In this talk, I will make a case for rethinking the semantic contract between hardware and software and discuss how designing richer hardware-software abstractions can fundamentally change how we optimize for performance today. I will introduce two of our recent works in ISCA 2018 that explore the design and benefits of such cross-layer abstractions in two different contexts. I will first introduce Expressive Memory (XMem), a new cross-layer interface that communicates higher-level program semantics from the application to the underlying OS and hardware architecture. XMem thus enables the OS/architecture to identify the program’s data structures and be aware of each data structure’s access semantics, data types, etc. We demonstrate that this key, otherwise unavailable, information enables intelligent and much more powerful optimizations in operating systems and hardware architecture that significantly improves overall performance, programmability, and portability.

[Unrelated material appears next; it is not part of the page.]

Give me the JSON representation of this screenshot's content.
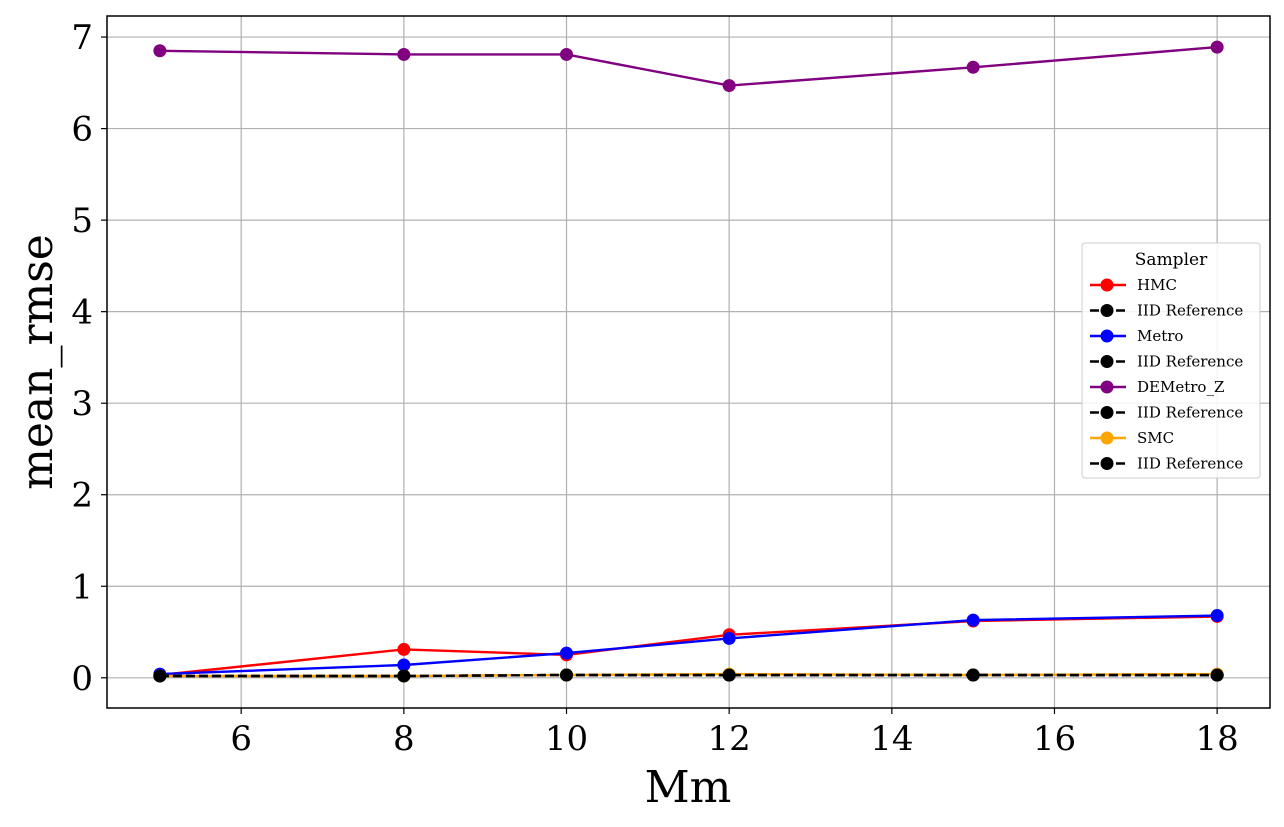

I will also briefly introduce the Locality Descriptor, a cross-layer abstraction to express and exploit data locality in throughput-oriented architectures, such as modern GPUs. I will discuss how a challenging aspect of programming GPUs can be made much simpler with a rich cross-layer programming abstraction that also significantly enhances performance and portability.

Bio

Nandita Vijaykumar is a Ph.D. candidate at Carnegie Mellon University, advised by Prof. Onur Mutlu and Prof. Phil Gibbons. Her research focuses on the interaction between programming models, system software, and hardware architecture, and explores how richer cross-layer abstractions can enhance performance, programmability, and portability. She is excited about rethinking the roles played by different levels of the stack in the modern era of rapidly evolving, specialized, and data-centric computing landscapes. During her Ph.D., she has been fortunate to intern at Microsoft Research, Nvidia Research, and Intel Labs and spend time as a visiting student at ETH Zurich.